Ash Wednesday

Ash Wednesday

At St James's Holy Communion is held in the evening of Ash Wednesday. At a certain point in the service, the priest dips his or her thumb in the paste (see below) and makes the sign of the cross on each person's forehead saying: 

"Remember that you are dust, and to dust you shall return.
Turn away from sin and be faithful to Christ." 

Ash Wednesday is the day after Shrove Tuesday, the first day of Lent, six and a half weeks before Easter. It is a 'moveable feast', falling on a different date each year as it depends on the date of Easter. It can occur as early as the 4th of February (5th of February on leap years) or as late as the 10th of March. 

Ash Wednesday is a day of being sorry for the things we have done wrong and asking God for forgiveness. A sign of the cross in ash is put on peoples' foreheads as a symbol to show that they are sorry for the things they have done wrong. The ash cross shows that through Christ's death and resurrection, we can be free from sin.

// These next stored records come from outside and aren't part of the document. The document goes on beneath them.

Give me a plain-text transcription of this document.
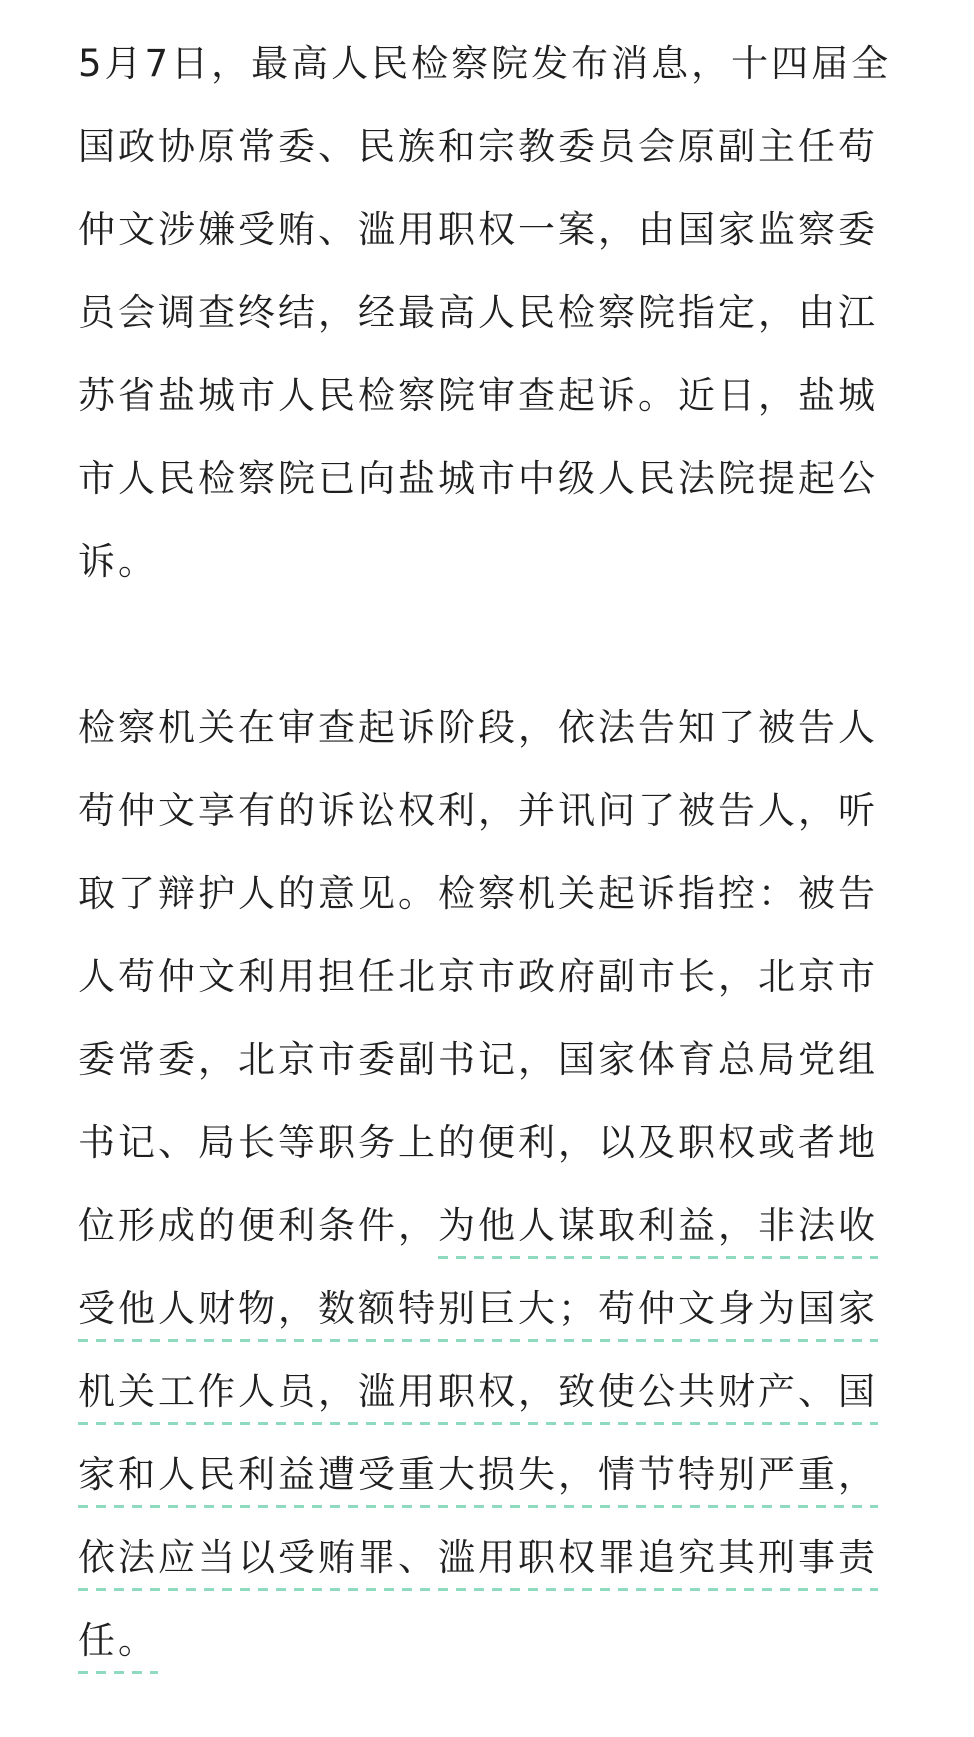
5月7日，最高人民检察院发布消息，十四届全国政协原常委、民族和宗教委员会原副主任苟仲文涉嫌受贿、滥用职权一案，由国家监察委员会调查终结，经最高人民检察院指定，由江苏省盐城市人民检察院审查起诉。近日，盐城市人民检察院已向盐城市中级人民法院提起公诉。

检察机关在审查起诉阶段，依法告知了被告人苟仲文享有的诉讼权利，并讯问了被告人，听取了辩护人的意见。检察机关起诉指控：被告人苟仲文利用担任北京市政府副市长，北京市委常委，北京市委副书记，国家体育总局党组书记、局长等职务上的便利，以及职权或者地位形成的便利条件，为他人谋取利益，非法收受他人财物，数额特别巨大；苟仲文身为国家机关工作人员，滥用职权，致使公共财产、国家和人民利益遭受重大损失，情节特别严重，依法应当以受贿罪、滥用职权罪追究其刑事责任。
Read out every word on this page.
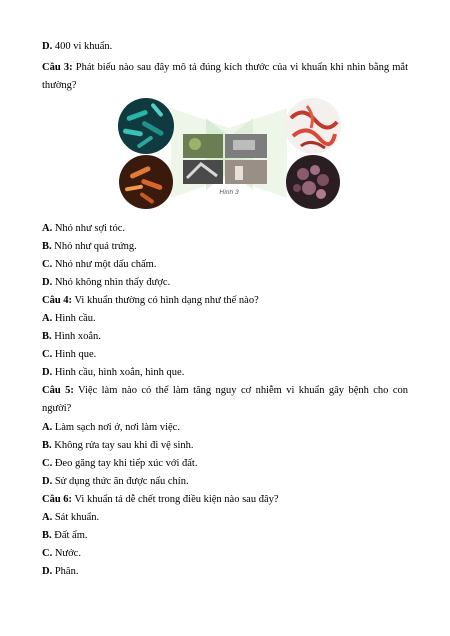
D. 400 vi khuẩn.
Câu 3: Phát biểu nào sau đây mô tả đúng kích thước của vi khuẩn khi nhìn bằng mắt
thường?
Hình 3
A. Nhỏ như sợi tóc.
B. Nhỏ như quả trứng.
C. Nhỏ như một dấu chấm.
D. Nhỏ không nhìn thấy được.
Câu 4: Vi khuẩn thường có hình dạng như thế nào?
A. Hình cầu.
B. Hình xoắn.
C. Hình que.
D. Hình cầu, hình xoắn, hình que.
Câu 5: Việc làm nào có thể làm tăng nguy cơ nhiễm vi khuẩn gây bệnh cho con
người?
A. Làm sạch nơi ở, nơi làm việc.
B. Không rửa tay sau khi đi vệ sinh.
C. Đeo găng tay khi tiếp xúc với đất.
D. Sử dụng thức ăn được nấu chín.
Câu 6: Vi khuẩn tả dễ chết trong điều kiện nào sau đây?
A. Sát khuẩn.
B. Đất ẩm.
C. Nước.
D. Phân.
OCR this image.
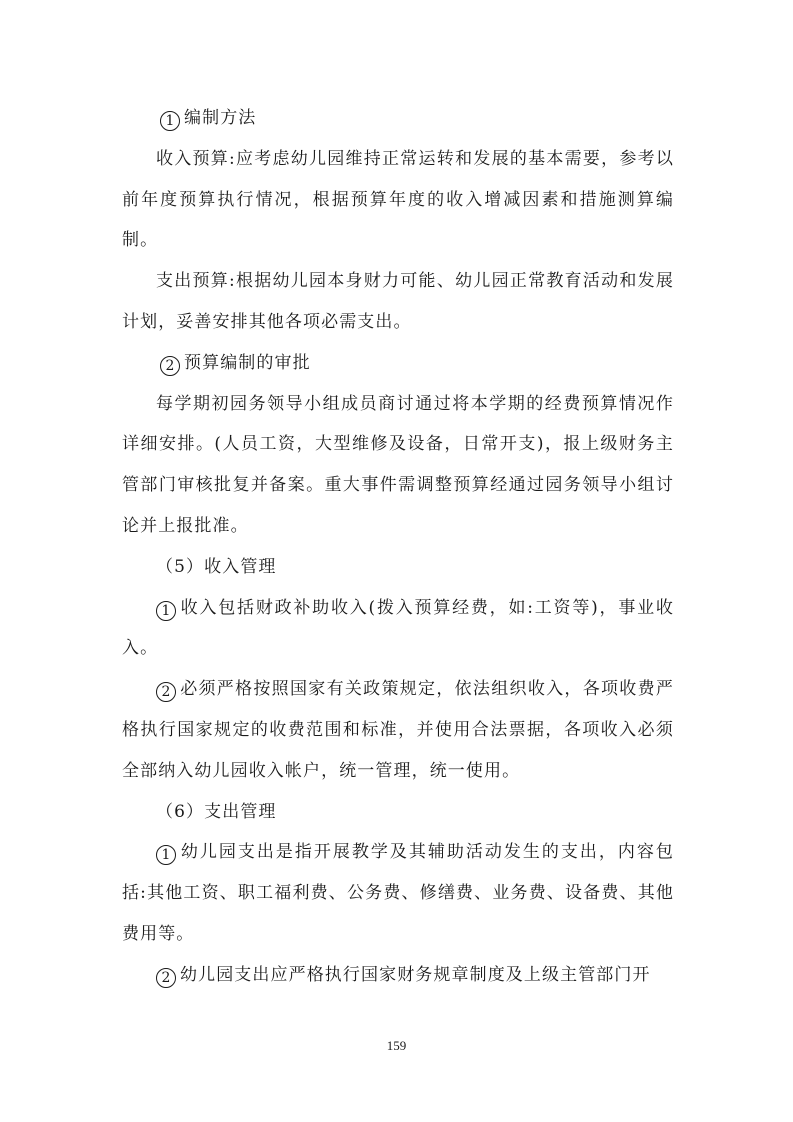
1 编制方法

收入预算:应考虑幼儿园维持正常运转和发展的基本需要，参考以前年度预算执行情况，根据预算年度的收入增减因素和措施测算编制。

支出预算:根据幼儿园本身财力可能、幼儿园正常教育活动和发展计划，妥善安排其他各项必需支出。

2 预算编制的审批

每学期初园务领导小组成员商讨通过将本学期的经费预算情况作详细安排。(人员工资，大型维修及设备，日常开支)，报上级财务主管部门审核批复并备案。重大事件需调整预算经通过园务领导小组讨论并上报批准。

（5）收入管理

1 收入包括财政补助收入(拨入预算经费，如:工资等)，事业收入。

2 必须严格按照国家有关政策规定，依法组织收入，各项收费严格执行国家规定的收费范围和标准，并使用合法票据，各项收入必须全部纳入幼儿园收入帐户，统一管理，统一使用。

（6）支出管理

1 幼儿园支出是指开展教学及其辅助活动发生的支出，内容包括:其他工资、职工福利费、公务费、修缮费、业务费、设备费、其他费用等。

2 幼儿园支出应严格执行国家财务规章制度及上级主管部门开

159
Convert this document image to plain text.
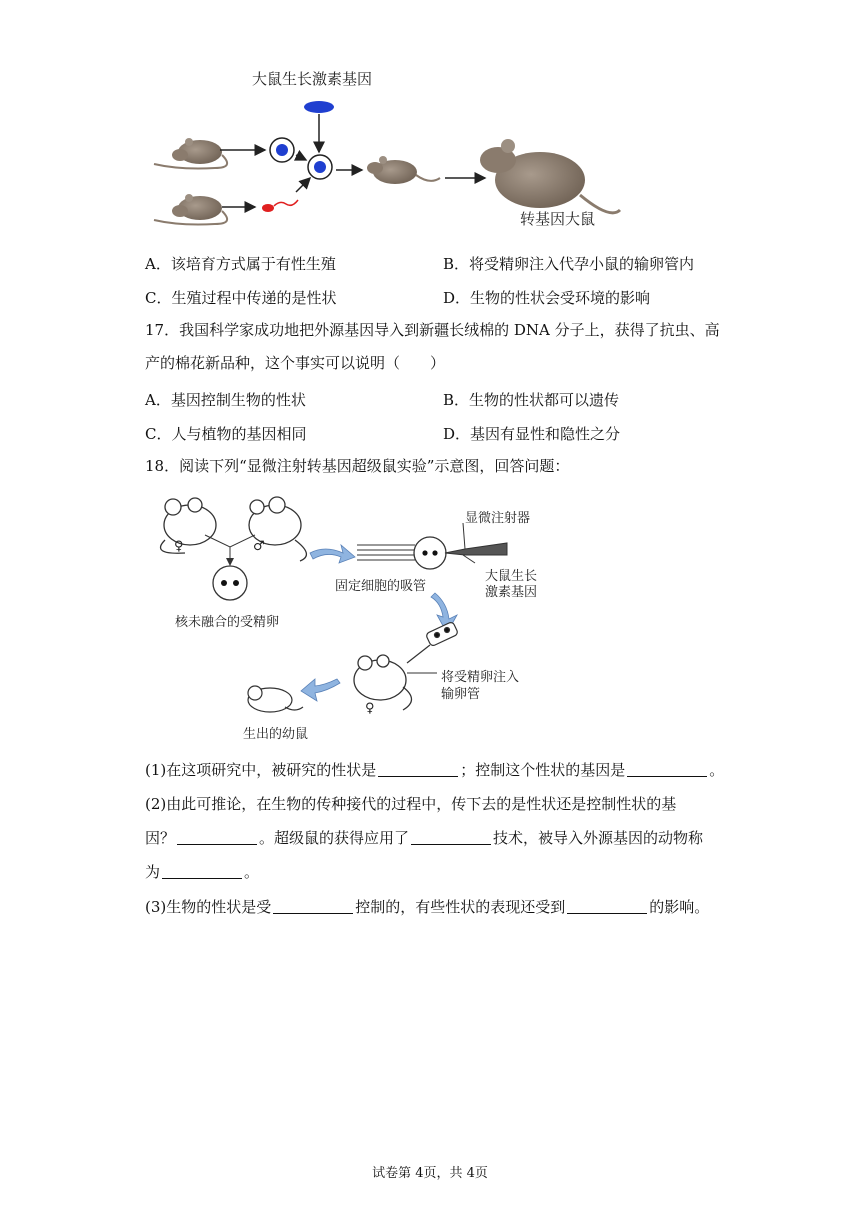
大鼠生长激素基因
转基因大鼠
A．该培育方式属于有性生殖	B．将受精卵注入代孕小鼠的输卵管内
C．生殖过程中传递的是性状	D．生物的性状会受环境的影响
17．我国科学家成功地把外源基因导入到新疆长绒棉的 DNA 分子上，获得了抗虫、高
产的棉花新品种，这个事实可以说明（　　）
A．基因控制生物的性状	B．生物的性状都可以遗传
C．人与植物的基因相同	D．基因有显性和隐性之分
18．阅读下列“显微注射转基因超级鼠实验”示意图，回答问题：
♀	♂
核未融合的受精卵
显微注射器
固定细胞的吸管
大鼠生长
激素基因
将受精卵注入
输卵管
♀
生出的幼鼠
(1)在这项研究中，被研究的性状是	；控制这个性状的基因是	。
(2)由此可推论，在生物的传种接代的过程中，传下去的是性状还是控制性状的基
因？	。超级鼠的获得应用了	技术，被导入外源基因的动物称
为	。
(3)生物的性状是受	控制的，有些性状的表现还受到	的影响。
试卷第 4页，共 4页
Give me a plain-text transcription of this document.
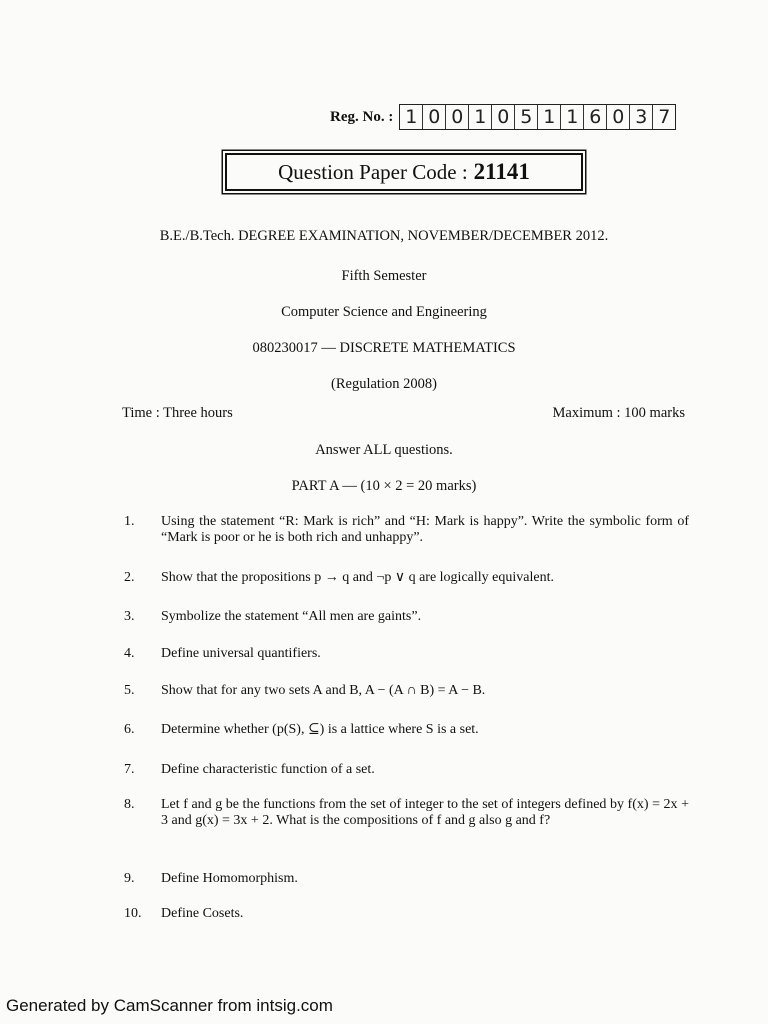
Reg. No. : 1 0 0 1 0 5 1 1 6 0 3 7
Question Paper Code : 21141
B.E./B.Tech. DEGREE EXAMINATION, NOVEMBER/DECEMBER 2012.
Fifth Semester
Computer Science and Engineering
080230017 — DISCRETE MATHEMATICS
(Regulation 2008)
Time : Three hours	Maximum : 100 marks
Answer ALL questions.
PART A — (10 × 2 = 20 marks)
1.	Using the statement “R: Mark is rich” and “H: Mark is happy”. Write the symbolic form of “Mark is poor or he is both rich and unhappy”.
2.	Show that the propositions p → q and ¬p ∨ q are logically equivalent.
3.	Symbolize the statement “All men are gaints”.
4.	Define universal quantifiers.
5.	Show that for any two sets A and B, A − (A ∩ B) = A − B.
6.	Determine whether (p(S), ⊆) is a lattice where S is a set.
7.	Define characteristic function of a set.
8.	Let f and g be the functions from the set of integer to the set of integers defined by f(x) = 2x + 3 and g(x) = 3x + 2. What is the compositions of f and g also g and f?
9.	Define Homomorphism.
10.	Define Cosets.
Generated by CamScanner from intsig.com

An ash crossAsh is left when something is burned and the ash used on Ash Wednesday is made by burning the palm crosses that have been kept from the previous year's Palm Sunday. (Palm Sunday celebrates Jesus' triumphant entry into Jerusalem, so when the crosses used in the last year's Palm Sunday service are converted to ashes, worshippers remember that defeat and crucifixion followed triumph.) The ashes of these crosses are then mixed with holy water (water which has been blessed) to make a greyish paste.